Legally speaking, to regulate YouTube’s ability to censor participants on its own platform would potentially contradict the proposition established in Section 230 (47 US Code § 230) that “providers… of an interactive computer service” should not be subject to content-based government scrutiny and liability. If the government scrutinizes YouTube’s own choices regarding its content, the free-market ethos of Section 230 would be damaged, sending a message that providers must uphold a variety of content types, even potential misinformation.
The problem here is not just social; it’s economic. If YouTube is forced to avoid regulating content users post on its platform, advertisers may be less likely to risk being affiliated with what many deem to be misinformation or hate speech, leaving other creators vulnerable to losing their income.
Allowing conspiracy theorists to reach large audiences both spreads misinformation and breeds distrust within society. YouTube’s policies are reasonable in that they, in theory, equally apply to both sides of the political aisle.
But there is also value in rethinking how we regulate social media moving forward. Censorship, wherever found, should elicit hesitation, if not scrutiny. In the case of YouTube, the company’s censoring of Crowder is beneficial for its revenue stream and, more arguably, for the public’s access to the truth. Yet a debate is unfolding regarding the degree to which we should consider regulations restricting censorship on social media platforms, rooted, in part, in the belief that such censorship represents the use of monopoly power to define and shape public opinion. Regulation of censorship and monopoly power for this reason might point to a more social purpose of antitrust enforcement, but that is beyond the scope of this article.

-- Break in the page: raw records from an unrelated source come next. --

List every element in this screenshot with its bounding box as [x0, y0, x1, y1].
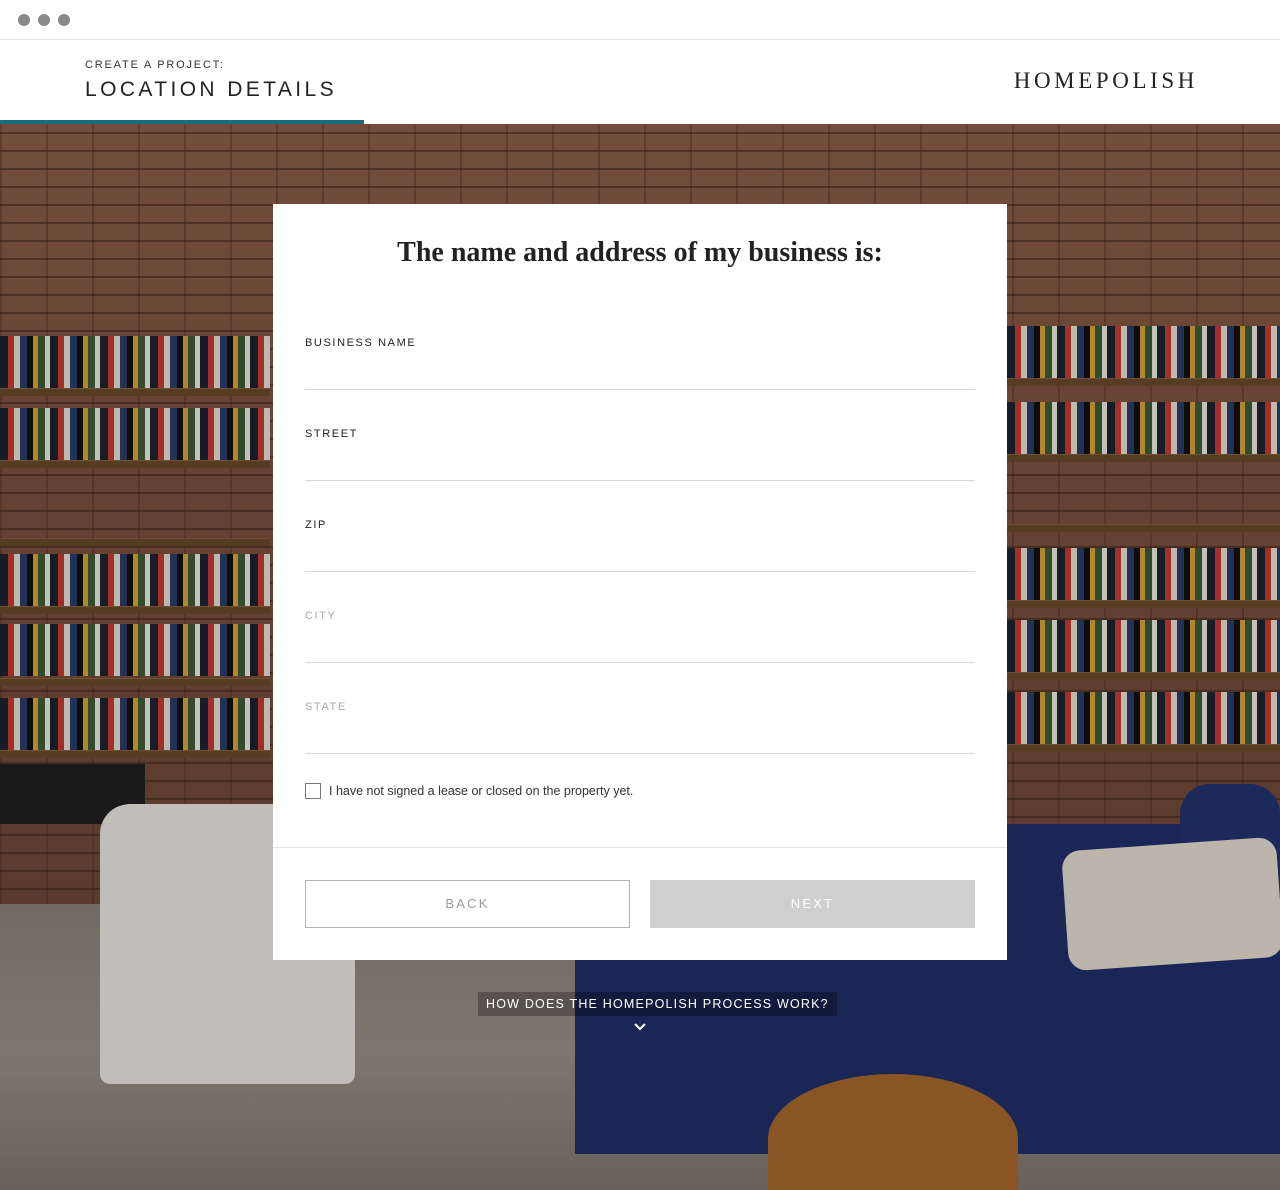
window-maximize-dot[interactable] [58, 14, 70, 26]
lease-checkbox[interactable] [305, 783, 321, 799]
window-close-dot[interactable] [18, 14, 30, 26]
zip-label: ZIP [305, 519, 327, 531]
business-name-field[interactable]: BUSINESS NAME [305, 299, 975, 390]
state-field[interactable]: STATE [305, 663, 975, 754]
lease-checkbox-row[interactable]: I have not signed a lease or closed on t… [305, 782, 633, 800]
card-divider [273, 847, 1007, 848]
city-label: CITY [305, 610, 337, 622]
zip-input[interactable] [305, 537, 975, 565]
window-minimize-dot[interactable] [38, 14, 50, 26]
homepolish-logo[interactable]: HOMEPOLISH [1014, 68, 1198, 94]
step-title: LOCATION DETAILS [85, 78, 337, 101]
business-name-label: BUSINESS NAME [305, 337, 417, 349]
zip-field[interactable]: ZIP [305, 481, 975, 572]
state-label: STATE [305, 701, 347, 713]
window-chrome [0, 0, 1280, 40]
next-button[interactable]: NEXT [650, 880, 975, 928]
back-button[interactable]: BACK [305, 880, 630, 928]
business-name-input[interactable] [305, 355, 975, 383]
chevron-down-icon[interactable] [633, 1020, 647, 1034]
page-header: CREATE A PROJECT: LOCATION DETAILS HOMEP… [0, 40, 1280, 124]
city-field[interactable]: CITY [305, 572, 975, 663]
city-input[interactable] [305, 628, 975, 656]
location-form-card: The name and address of my business is: … [273, 204, 1007, 960]
street-label: STREET [305, 428, 358, 440]
step-eyebrow: CREATE A PROJECT: [85, 59, 225, 71]
street-field[interactable]: STREET [305, 390, 975, 481]
lease-checkbox-label[interactable]: I have not signed a lease or closed on t… [329, 784, 633, 798]
state-input[interactable] [305, 719, 975, 747]
street-input[interactable] [305, 446, 975, 474]
form-title: The name and address of my business is: [397, 237, 883, 268]
process-help-link[interactable]: HOW DOES THE HOMEPOLISH PROCESS WORK? [478, 992, 837, 1016]
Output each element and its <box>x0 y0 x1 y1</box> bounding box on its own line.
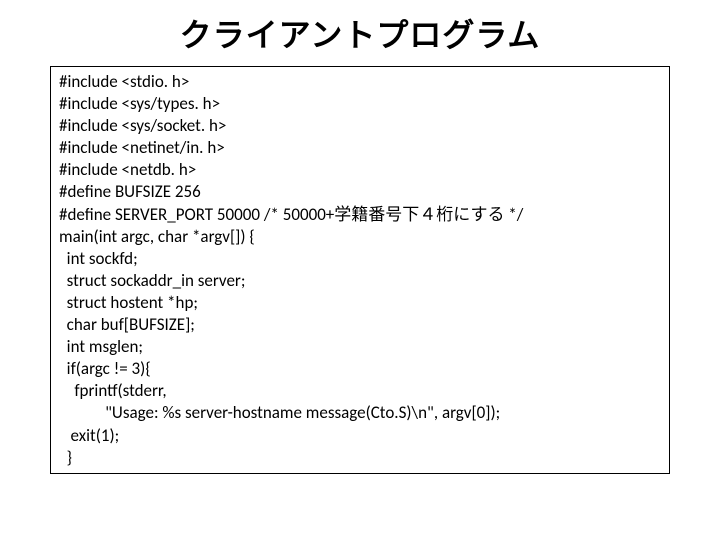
code-line: #define BUFSIZE 256 <box>59 181 201 202</box>
code-line: int msglen; <box>59 336 143 357</box>
slide-title: クライアントプログラム <box>50 10 670 56</box>
code-line: int sockfd; <box>59 248 138 269</box>
code-line: #include <sys/socket. h> <box>59 115 226 136</box>
code-line: struct sockaddr_in server; <box>59 270 245 291</box>
code-line: "Usage: %s server-hostname message(Cto.S… <box>59 402 500 423</box>
code-line: #include <netdb. h> <box>59 159 196 180</box>
code-line: fprintf(stderr, <box>59 380 167 401</box>
code-line: if(argc != 3){ <box>59 358 151 379</box>
code-line: } <box>59 447 72 468</box>
code-line: #define SERVER_PORT 50000 /* 50000+学籍番号下… <box>59 204 523 225</box>
code-line: char buf[BUFSIZE]; <box>59 314 195 335</box>
code-line: exit(1); <box>59 425 119 446</box>
code-line: #include <netinet/in. h> <box>59 137 225 158</box>
code-line: struct hostent *hp; <box>59 292 198 313</box>
slide: クライアントプログラム #include <stdio. h> #include… <box>0 0 720 540</box>
code-line: main(int argc, char *argv[]) { <box>59 226 255 247</box>
code-line: #include <sys/types. h> <box>59 93 220 114</box>
code-line: #include <stdio. h> <box>59 71 189 92</box>
code-box: #include <stdio. h> #include <sys/types.… <box>50 66 670 474</box>
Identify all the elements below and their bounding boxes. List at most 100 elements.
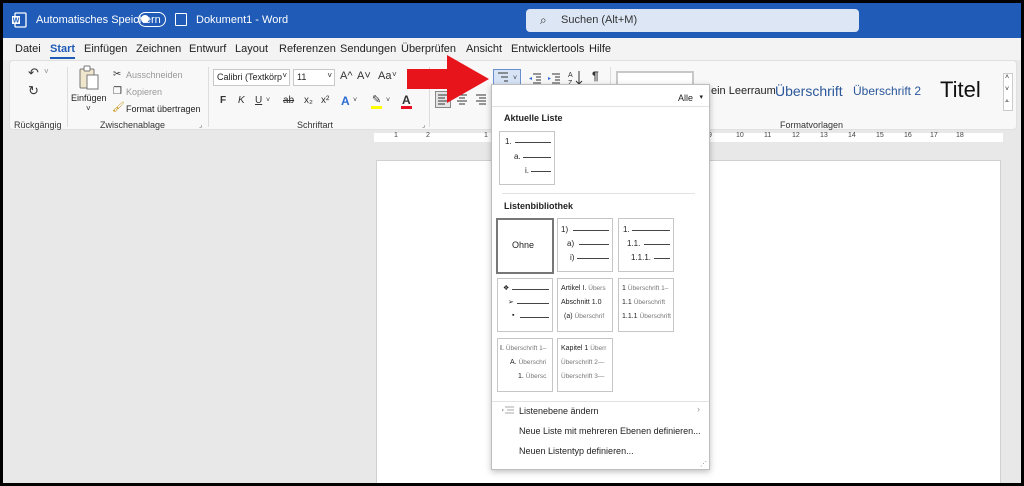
list-decimal-tile[interactable]: 1. 1.1. 1.1.1. <box>618 218 674 272</box>
font-launcher-icon[interactable]: ⌟ <box>422 121 425 129</box>
paste-button[interactable]: Einfügen <box>71 93 107 103</box>
chevron-up-icon[interactable]: ˄ <box>1005 74 1009 81</box>
ruler-label: 15 <box>876 132 884 139</box>
tab-entwurf[interactable]: Entwurf <box>189 43 226 55</box>
chevron-down-icon[interactable]: ˅ <box>392 70 397 79</box>
search-icon: ⌕ <box>540 13 547 27</box>
style-heading1[interactable]: Überschrift <box>775 83 843 99</box>
list-heading-numbered-tile[interactable]: 1 Überschrift 1– 1.1 Überschrift 1.1.1 Ü… <box>618 278 674 332</box>
tile-text: a) <box>567 239 575 248</box>
group-label-styles: Formatvorlagen <box>780 120 844 130</box>
ruler-label: 13 <box>820 132 828 139</box>
paste-dropdown-icon[interactable]: ˅ <box>86 104 91 113</box>
tab-layout[interactable]: Layout <box>235 43 268 55</box>
search-placeholder: Suchen (Alt+M) <box>561 14 638 26</box>
list-numbered-tile[interactable]: 1) a) i) <box>557 218 613 272</box>
highlight-icon[interactable]: ✎ <box>372 93 381 106</box>
tile-text: 1.1.1. <box>631 253 652 262</box>
superscript-button[interactable]: x² <box>321 95 329 106</box>
decrease-indent-icon[interactable] <box>528 71 542 85</box>
font-name-combo[interactable]: Calibri (Textkörp ˅ <box>213 69 290 86</box>
bold-button[interactable]: F <box>220 95 226 106</box>
search-box[interactable]: ⌕ Suchen (Alt+M) <box>526 9 859 32</box>
tile-line <box>654 258 670 259</box>
undo-dropdown-icon[interactable]: ˅ <box>44 67 49 76</box>
cut-button[interactable]: Ausschneiden <box>126 70 183 80</box>
chevron-down-icon[interactable]: ˅ <box>386 97 390 104</box>
triangle-down-icon[interactable]: ▾ <box>699 93 703 101</box>
define-list-style-item[interactable]: Neuen Listentyp definieren... <box>519 446 634 456</box>
chevron-down-icon[interactable]: ˅ <box>1005 86 1009 93</box>
grow-font-button[interactable]: A^ <box>340 70 353 82</box>
tile-line <box>531 171 551 172</box>
define-multilevel-list-item[interactable]: Neue Liste mit mehreren Ebenen definiere… <box>519 426 701 436</box>
subscript-button[interactable]: x₂ <box>304 95 313 106</box>
tile-text: Überschrift <box>633 299 666 306</box>
autosave-toggle[interactable] <box>138 12 166 27</box>
tab-einfuegen[interactable]: Einfügen <box>84 43 127 55</box>
arrow-bullet-icon: ➢ <box>508 299 514 306</box>
redo-icon[interactable]: ↻ <box>28 83 39 99</box>
tile-line <box>579 244 609 245</box>
change-case-button[interactable]: Aa <box>378 70 391 82</box>
svg-text:W: W <box>13 18 20 25</box>
divider <box>492 106 709 107</box>
list-kapitel-tile[interactable]: Kapitel 1 Überr Überschrift 2— Überschri… <box>557 338 613 392</box>
word-logo-icon: W <box>12 12 27 28</box>
tab-datei[interactable]: Datei <box>15 43 41 55</box>
tab-hilfe[interactable]: Hilfe <box>589 43 611 55</box>
styles-scroll[interactable]: ˄ ˅ ⩡ <box>1003 73 1013 111</box>
ruler-label: 17 <box>930 132 938 139</box>
style-heading2[interactable]: Überschrift 2 <box>853 84 921 98</box>
style-no-spacing[interactable]: ein Leerraum <box>711 85 776 97</box>
text-effects-icon[interactable]: A <box>341 94 350 108</box>
font-size-value: 11 <box>297 72 307 82</box>
pilcrow-button[interactable]: ¶ <box>592 69 599 83</box>
highlight-color-bar <box>371 106 382 109</box>
chevron-down-icon[interactable]: ˅ <box>353 97 357 104</box>
ruler-label: 10 <box>736 132 744 139</box>
underline-button[interactable]: U <box>255 95 262 106</box>
list-roman-tile[interactable]: I. Überschrift 1– A. Überschri 1. Übersc <box>497 338 553 392</box>
tile-line <box>577 258 609 259</box>
tab-referenzen[interactable]: Referenzen <box>279 43 336 55</box>
format-painter-button[interactable]: Format übertragen <box>126 104 201 114</box>
vertical-ruler[interactable] <box>6 153 15 483</box>
tab-zeichnen[interactable]: Zeichnen <box>136 43 181 55</box>
group-separator <box>67 67 68 127</box>
shrink-font-button[interactable]: A˅ <box>357 70 371 82</box>
list-none-tile[interactable]: Ohne <box>496 218 554 274</box>
italic-button[interactable]: K <box>238 95 245 106</box>
change-list-level-item: Listenebene ändern <box>519 406 599 416</box>
tab-entwicklertools[interactable]: Entwicklertools <box>511 43 584 55</box>
tab-sendungen[interactable]: Sendungen <box>340 43 396 55</box>
list-artikel-tile[interactable]: Artikel I. Übers Abschnitt 1.0 (a) Übers… <box>557 278 613 332</box>
filter-all[interactable]: Alle <box>678 93 693 103</box>
style-title[interactable]: Titel <box>940 77 981 103</box>
tab-start[interactable]: Start <box>50 43 76 59</box>
tile-line <box>644 244 670 245</box>
tab-ansicht[interactable]: Ansicht <box>466 43 502 55</box>
tile-text: 1. <box>623 225 630 234</box>
tile-text: 1. <box>518 373 524 380</box>
chevron-down-icon[interactable]: ˅ <box>266 97 270 104</box>
strikethrough-button[interactable]: ab <box>283 95 294 106</box>
menu-bar: Datei Start Einfügen Zeichnen Entwurf La… <box>3 38 1021 60</box>
diamond-bullet-icon: ❖ <box>503 285 510 292</box>
undo-icon[interactable]: ↶ <box>28 65 39 81</box>
tile-line <box>517 303 549 304</box>
paste-icon[interactable] <box>78 65 100 91</box>
more-styles-icon[interactable]: ⩡ <box>1005 98 1009 106</box>
save-icon[interactable] <box>175 13 187 26</box>
ruler-label: 1 <box>394 132 398 139</box>
current-list-tile[interactable]: 1. a. i. <box>499 131 555 185</box>
tab-ueberpruefen[interactable]: Überprüfen <box>401 43 456 55</box>
list-bullets-tile[interactable]: ❖ ➢ ▪ <box>497 278 553 332</box>
copy-button[interactable]: Kopieren <box>126 87 162 97</box>
resize-grip-icon[interactable]: ⋰ <box>700 460 707 468</box>
tile-text: Kapitel 1 <box>561 345 589 352</box>
tile-text: Überschrift 3— <box>561 373 605 380</box>
increase-indent-icon[interactable] <box>547 71 561 85</box>
font-size-combo[interactable]: 11 ˅ <box>293 69 335 86</box>
clipboard-launcher-icon[interactable]: ⌟ <box>199 121 202 129</box>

Regardless, Crowder’s case represents a deeper political phenomenon occurring, namely the switching of partisan stances on the degree to which regulation should exist in markets, including the market for social media. As speech and expression are increasingly conducted on internet platforms, it is becoming increasingly crucial to redefine the limits of speech and corporate censorship on these platforms. Otherwise, partisan entrenchment and misunderstanding will abound.